L’armée ukrainienne bat en retraite. Après une année 2023 marquée par une quasi-immobilité du front, et des assauts quasi continus de l’armée russe contre les positions ukrainiennes tout au long de l’année 2024, Moscou est parvenue en octobre à conquérir plus de territoire qu’elle n’en avait. a conquis en un mois depuis l’été 2022. Pas encore une guerre de mouvement ni un effondrement des défenses ukrainiennes, mais le signe des difficultés qui s’accumulent pour Kiev.
A la fin de l’été, l’armée russe semblait s’apprêter à prendre d’assaut la ville de Pokrovsk, pôle logistique important, vers laquelle elle a pu avancer au printemps après la chute de la ville d’Avdiivka en FÉVRIER. Ayant atteint moins de dix kilomètres, les troupes russes bifurquent finalement pour poursuivre leur effort plus au sud, afin de menacer d’encerclement les défenseurs ukrainiens déployés là-bas. Avec un certain succès.

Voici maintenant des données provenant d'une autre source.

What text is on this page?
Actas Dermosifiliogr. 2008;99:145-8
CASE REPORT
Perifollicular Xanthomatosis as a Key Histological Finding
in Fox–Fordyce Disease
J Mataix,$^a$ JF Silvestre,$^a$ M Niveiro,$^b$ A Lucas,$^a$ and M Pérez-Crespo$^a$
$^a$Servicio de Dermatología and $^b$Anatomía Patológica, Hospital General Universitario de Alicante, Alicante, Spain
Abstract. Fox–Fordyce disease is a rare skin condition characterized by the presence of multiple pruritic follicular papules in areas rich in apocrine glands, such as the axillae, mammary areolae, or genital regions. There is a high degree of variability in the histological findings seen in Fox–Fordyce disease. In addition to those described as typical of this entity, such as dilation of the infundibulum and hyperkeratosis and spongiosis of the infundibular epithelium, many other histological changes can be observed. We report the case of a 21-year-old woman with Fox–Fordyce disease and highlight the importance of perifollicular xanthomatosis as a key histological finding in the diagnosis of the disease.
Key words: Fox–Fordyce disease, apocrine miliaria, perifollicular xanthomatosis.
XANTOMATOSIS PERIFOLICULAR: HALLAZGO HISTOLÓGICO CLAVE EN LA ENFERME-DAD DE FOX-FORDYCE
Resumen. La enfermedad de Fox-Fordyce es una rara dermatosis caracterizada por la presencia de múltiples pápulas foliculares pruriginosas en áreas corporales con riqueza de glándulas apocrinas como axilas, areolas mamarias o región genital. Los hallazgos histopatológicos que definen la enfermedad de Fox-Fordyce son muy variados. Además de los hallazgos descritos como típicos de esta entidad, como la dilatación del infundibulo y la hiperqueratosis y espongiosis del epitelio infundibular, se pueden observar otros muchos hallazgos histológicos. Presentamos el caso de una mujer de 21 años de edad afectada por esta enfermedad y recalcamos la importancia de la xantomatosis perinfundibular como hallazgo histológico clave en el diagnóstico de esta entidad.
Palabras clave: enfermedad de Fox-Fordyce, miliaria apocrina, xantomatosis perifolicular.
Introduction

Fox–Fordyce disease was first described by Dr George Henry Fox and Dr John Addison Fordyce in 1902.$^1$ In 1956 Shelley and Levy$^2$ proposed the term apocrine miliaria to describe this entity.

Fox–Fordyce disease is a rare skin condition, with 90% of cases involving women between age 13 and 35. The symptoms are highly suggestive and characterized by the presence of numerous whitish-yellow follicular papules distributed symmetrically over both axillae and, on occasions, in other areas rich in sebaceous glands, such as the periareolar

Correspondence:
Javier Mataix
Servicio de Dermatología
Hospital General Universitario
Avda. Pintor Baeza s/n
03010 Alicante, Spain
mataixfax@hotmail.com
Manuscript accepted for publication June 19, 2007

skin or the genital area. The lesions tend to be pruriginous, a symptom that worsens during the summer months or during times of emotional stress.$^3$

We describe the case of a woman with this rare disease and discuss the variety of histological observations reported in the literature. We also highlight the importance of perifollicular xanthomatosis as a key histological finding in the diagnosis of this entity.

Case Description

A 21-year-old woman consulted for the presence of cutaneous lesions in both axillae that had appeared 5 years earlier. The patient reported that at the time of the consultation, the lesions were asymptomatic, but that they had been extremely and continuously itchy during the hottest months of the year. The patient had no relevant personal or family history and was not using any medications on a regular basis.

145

Retranchées dans le bastion de Kurakhové, les troupes de Kiev doivent aujourd’hui faire face à la menace arrivant du nord, de l’est et maintenant du sud depuis la chute, début octobre, de la ville de Vouhledar, 20 000 habitants avant la guerre. , véritable verrou à l’angle sud-est du front sur lequel les assauts russes sont brisés depuis 2022. Les Russes sont ainsi sur le point de prendre par derrière les dernières positions fortifiées ukrainiennes du secteur. « Si la tendance actuelle se poursuit, l’Ukraine pourrait perdre Kurakhové avant 2025. » estime l’analyste Emil Kastehelmi sur X. La perte de la ville faciliterait l’avancée sur Pokrovsk et, au-delà, vers l’ambition annoncée de prendre toute la région du Donbass.
« Pression maximale »
Cet objectif est encore loin. Si elle bat en retraite, l’armée ukrainienne ne se dissout pas et maintient des positions fortes. Mais les difficultés se font également sentir sur d’autres points du front. A Chassiv Yar, les Russes parviennent à franchir en octobre le canal qui constitue la principale ligne de défense ukrainienne. Plus au nord, Moscou imprime actuellement “pression maximale” vers la ville de Koupiansk, selon son maire Andriï Bessedine. Dans la région frontalière de Koursk, l’armée russe a réussi à reprendre la moitié du territoire conquis par l’Ukraine lors de son offensive surprise cet été.
Les raisons des progrès russes actuels sont nombreuses. Là où elles battent en retraite, les troupes ukrainiennes peinent à stabiliser leurs positions en construisant rapidement des fortifications. Leurs positions défensives subissent également de plein fouet les frappes de bombes planantes, imprécises mais d’une puissance redoutable, que l’armée de l’air russe effectue sans entrave, faute de capacités antiaériennes suffisantes du côté ukrainien.
À cela s’ajoute un problème de ressources humaines. L’armée ukrainienne peine à mobiliser, entraîner et équiper de nouvelles unités, et se retrouve dépassée en nombre par l’armée russe, qui compte environ 500 000 hommes en Ukraine selon Michel Goya, ancien colonel des troupes de marine et historien militaire. . Plus particulièrement, l’Ukraine souffre de la qualité inégale de ses unités, certaines étant nettement moins expérimentées et correctement équipées que d’autres.
L’inconnu du 5 novembre
Mais ce sont précisément les formations les plus expérimentées qui se sont retirées cet été du front du Donbass pour attaquer la région de Koursk. Leur absence fut cruellement ressentie pour contenir l’avancée russe. Les problèmes de coordination lors des rotations d’unités ont également ouvert de malheureuses opportunités sur le front, dont la Russie a pu profiter localement.
Enfin, il y a les problèmes matériels. L’aide proposée par les alliés de Kiev reste insuffisante selon les Ukrainiens, qui déplorent que l’Occident ne cherche plus à les mettre en position de gagner, mais de survivre. Les autorités ukrainiennes se plaignent également de la lenteur des livraisons. Selon le président Volodymyr Zelensky, seuls 10 % de l’aide américaine approuvée par le Congrès en avril est parvenue à ce jour à l’Ukraine.
Certes, les avancées de Moscou ont un prix extrêmement élevé. Les pertes russes se comptent chaque jour par centaines de morts et de blessés. La guerre a englouti un tiers du budget national et l’économie russe a commencé à montrer des signes de stagflation (un mélange de croissance atone et d’inflation). Mais la Russie conserve la capacité de poursuivre la guerre, d’autant qu’elle a récemment reçu le renfort de milliers de soldats nord-coréens. L’Ukraine, à l’inverse, pourrait bien voir le soutien occidental s’effondrer si par hasard Donald Trump remportait l’élection présidentielle américaine le 5 novembre.